In response to God’s love and mercy, and to His glory, Stephen Ministry trains lay Christians to confidentially provide emotional and spiritual support to individuals experiencing loneliness, loss, or any of life’s challenges.
If someone you know is experiencing grief, divorce, loss of job, a serious illness, or any other of life’s challenges and would like to receive the loving care of a Stephen Minister, please call one of the pastors at the church office (303-798-0711) or team members, Ron Manuello (303-979-7776) or Gary Stephenson (303-858-1973).
You may also request a Stephen Minister at the following email: email@example.com.
Click on the Frequently Asked Questions for more information on Stephen Ministry or click HERE for a pdf copy.
Want to Know More?
- Call Ron Manuello and Gary Stephenson or a pastor at the church office, especially if you or someone you know has need for a Stephen Minister’s help.
- Pray about becoming a Stephen Minister! Request an application from Ron Manuello or Gary Stephenson.

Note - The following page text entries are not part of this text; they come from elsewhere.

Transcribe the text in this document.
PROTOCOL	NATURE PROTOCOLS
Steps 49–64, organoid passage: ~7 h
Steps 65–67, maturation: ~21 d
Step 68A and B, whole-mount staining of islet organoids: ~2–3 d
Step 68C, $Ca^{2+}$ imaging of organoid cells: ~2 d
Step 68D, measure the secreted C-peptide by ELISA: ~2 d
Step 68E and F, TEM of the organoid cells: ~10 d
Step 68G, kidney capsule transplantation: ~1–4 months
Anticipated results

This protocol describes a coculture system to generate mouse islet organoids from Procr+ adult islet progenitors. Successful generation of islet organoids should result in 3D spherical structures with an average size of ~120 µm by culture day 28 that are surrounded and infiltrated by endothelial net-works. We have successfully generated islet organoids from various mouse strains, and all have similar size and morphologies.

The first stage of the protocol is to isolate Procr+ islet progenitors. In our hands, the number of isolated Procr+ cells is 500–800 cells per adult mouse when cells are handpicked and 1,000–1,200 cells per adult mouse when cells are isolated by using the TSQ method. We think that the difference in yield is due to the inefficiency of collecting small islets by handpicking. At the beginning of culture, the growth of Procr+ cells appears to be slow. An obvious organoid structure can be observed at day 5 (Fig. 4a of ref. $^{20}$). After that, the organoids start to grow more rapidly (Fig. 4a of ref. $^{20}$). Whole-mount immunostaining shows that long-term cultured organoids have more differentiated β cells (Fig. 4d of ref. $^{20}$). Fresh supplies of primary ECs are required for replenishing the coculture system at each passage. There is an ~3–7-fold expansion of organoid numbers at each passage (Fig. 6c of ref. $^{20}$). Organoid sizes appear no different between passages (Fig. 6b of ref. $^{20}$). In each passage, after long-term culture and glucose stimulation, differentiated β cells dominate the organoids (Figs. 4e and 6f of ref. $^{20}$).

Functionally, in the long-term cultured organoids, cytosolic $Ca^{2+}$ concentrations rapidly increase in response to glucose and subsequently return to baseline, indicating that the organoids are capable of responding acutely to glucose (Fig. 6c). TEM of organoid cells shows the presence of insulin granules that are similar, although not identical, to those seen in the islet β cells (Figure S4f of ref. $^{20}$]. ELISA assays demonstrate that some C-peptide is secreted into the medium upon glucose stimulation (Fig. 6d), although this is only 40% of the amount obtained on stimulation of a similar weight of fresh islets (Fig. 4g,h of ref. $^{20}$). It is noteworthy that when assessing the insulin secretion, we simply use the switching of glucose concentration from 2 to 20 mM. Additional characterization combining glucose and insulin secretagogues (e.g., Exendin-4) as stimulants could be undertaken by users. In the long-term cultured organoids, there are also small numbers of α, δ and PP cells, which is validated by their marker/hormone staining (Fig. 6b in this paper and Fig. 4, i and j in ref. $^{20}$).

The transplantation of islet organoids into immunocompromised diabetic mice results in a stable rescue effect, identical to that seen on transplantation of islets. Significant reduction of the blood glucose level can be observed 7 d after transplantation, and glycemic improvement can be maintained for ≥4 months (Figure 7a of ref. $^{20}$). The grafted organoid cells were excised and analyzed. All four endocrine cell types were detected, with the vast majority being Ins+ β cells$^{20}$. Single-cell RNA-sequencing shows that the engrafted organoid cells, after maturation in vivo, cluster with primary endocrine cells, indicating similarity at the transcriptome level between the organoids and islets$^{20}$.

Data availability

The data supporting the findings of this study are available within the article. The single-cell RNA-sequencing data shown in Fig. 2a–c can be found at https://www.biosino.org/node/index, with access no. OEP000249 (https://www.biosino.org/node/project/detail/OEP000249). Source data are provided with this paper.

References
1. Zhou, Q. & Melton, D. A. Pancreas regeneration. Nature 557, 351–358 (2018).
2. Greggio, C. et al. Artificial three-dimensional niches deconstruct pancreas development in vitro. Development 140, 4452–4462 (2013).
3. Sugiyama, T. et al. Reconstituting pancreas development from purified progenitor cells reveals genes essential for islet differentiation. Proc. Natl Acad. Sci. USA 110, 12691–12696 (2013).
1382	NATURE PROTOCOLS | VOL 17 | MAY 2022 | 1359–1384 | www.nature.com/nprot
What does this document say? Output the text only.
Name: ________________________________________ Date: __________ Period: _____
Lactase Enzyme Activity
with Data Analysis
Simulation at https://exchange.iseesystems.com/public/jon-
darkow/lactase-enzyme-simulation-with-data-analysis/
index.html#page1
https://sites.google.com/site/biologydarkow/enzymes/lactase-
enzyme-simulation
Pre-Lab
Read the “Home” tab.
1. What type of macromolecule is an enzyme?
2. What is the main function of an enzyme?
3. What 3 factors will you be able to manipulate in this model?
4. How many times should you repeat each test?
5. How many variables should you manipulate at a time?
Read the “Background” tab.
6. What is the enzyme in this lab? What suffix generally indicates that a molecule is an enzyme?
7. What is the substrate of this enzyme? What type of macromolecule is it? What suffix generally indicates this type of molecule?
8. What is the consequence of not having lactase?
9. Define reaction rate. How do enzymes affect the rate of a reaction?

- Visit the Stephen Ministries St. Louis website at: www.stephenministries.org
Where did it all start?
Answer: Stephen Ministry started in 1975, when Ken Haugk, a pastor and clinical psychologist, recognized the need to multiply the care-giving in his congregation in St. Louis, Missouri. We have had Stephen Ministry at Shepherd of the Hills since 1981, and, as of November, 2015, we are one of 12,000 Stephen Ministry congregations from 173 different Christian denominations in all 50 states, 10 Canadian provinces, and 28 other countries. Stephen Ministry St. Louis, the organization behind this international ministry, is headquartered in Missouri, and has trained 70,000 Stephen Ministry Leaders who have trained more than 600,000 Stephen Ministers, who have given Stephen Ministry care to over a million care receivers. There are also at least 250 organizations, other than congregations, using Stephen Ministry, such as hospitals, hospices, military base chapels, correctional institutions, social service agencies, inner-city ministries, assisted living centers, universities and seminaries.
What Do Stephen Ministers Do?
Answer: Stephen Ministers are caring Christian friends who listen, understand, accept, and pray for and with care receivers who are working through a crisis or a tough time.
Are Stephen Ministers Counselors?
Answer: Stephen Ministers are not counselors; they are trained lay caregivers. Their role is to listen and care—not to give advice or counsel. Stephen Ministers are also trained to recognize when a care receiver’s need exceeds what they can provide. When that happens they work with care receivers to help them receive the level of care they really need.
Can I Trust a Stephen Minister?
Answer: Trust is essential to a caring relationship, and Stephen Ministers are people you can trust. Confidentiality is one of the most important principles of Stephen Ministry, and what a care receiver tells his or her Stephen Minister is kept in strictest confidence.
Why the Name Stephen?
Answer: The name Stephen comes from St. Stephen, who was the first lay person commissioned by the apostles to provide caring ministry to those in need as recorded in Acts 6
What’s the Pastor’s Role?
Answer: Pastors will always be the primary caregivers, but there is no way pastors can meet all the needs for care. God has called all of us, not just pastors, to minister to one another. Stephen Ministry multiplies ministry by turning pastors into equippers, so they can enable lay people to provide caring ministry as well.
What Exactly Is Stephen Ministry?
Answer: Stephen Ministry is a ministry in our congregation in which trained and supervised laypersons, called Stephen Ministers, provide one-to-one Christian care to individuals facing life challenges or difficulties.
Who Is Involved?
Answer: Stephen Leaders are the ones who oversee and direct our Stephen Ministry. They recruit, select, train, organize, and supervise our Stephen Ministers, identify people in need of care, and match them with a Stephen Minister.
Stephen Ministers are the caregivers. They have been through 50 hours of training in Christian care giving, including general topics such as listening, feelings, boundaries, assertiveness, and using Christian resources in care giving.
In addition, their training covers specialized topics such as ministering to the divorced, hospitalized, bereaved, and aging.
Care Receivers are the recipients of Stephen Ministers’ care. They are people from our church or community who are experiencing divorce, grief, loss of a job, loneliness, hospitalization, terminal illness, or any of an endless number of other life difficulties. Stephen Ministers usually meet with their care receivers once a week for about an hour for as long as the care receiver will benefit by the relationship.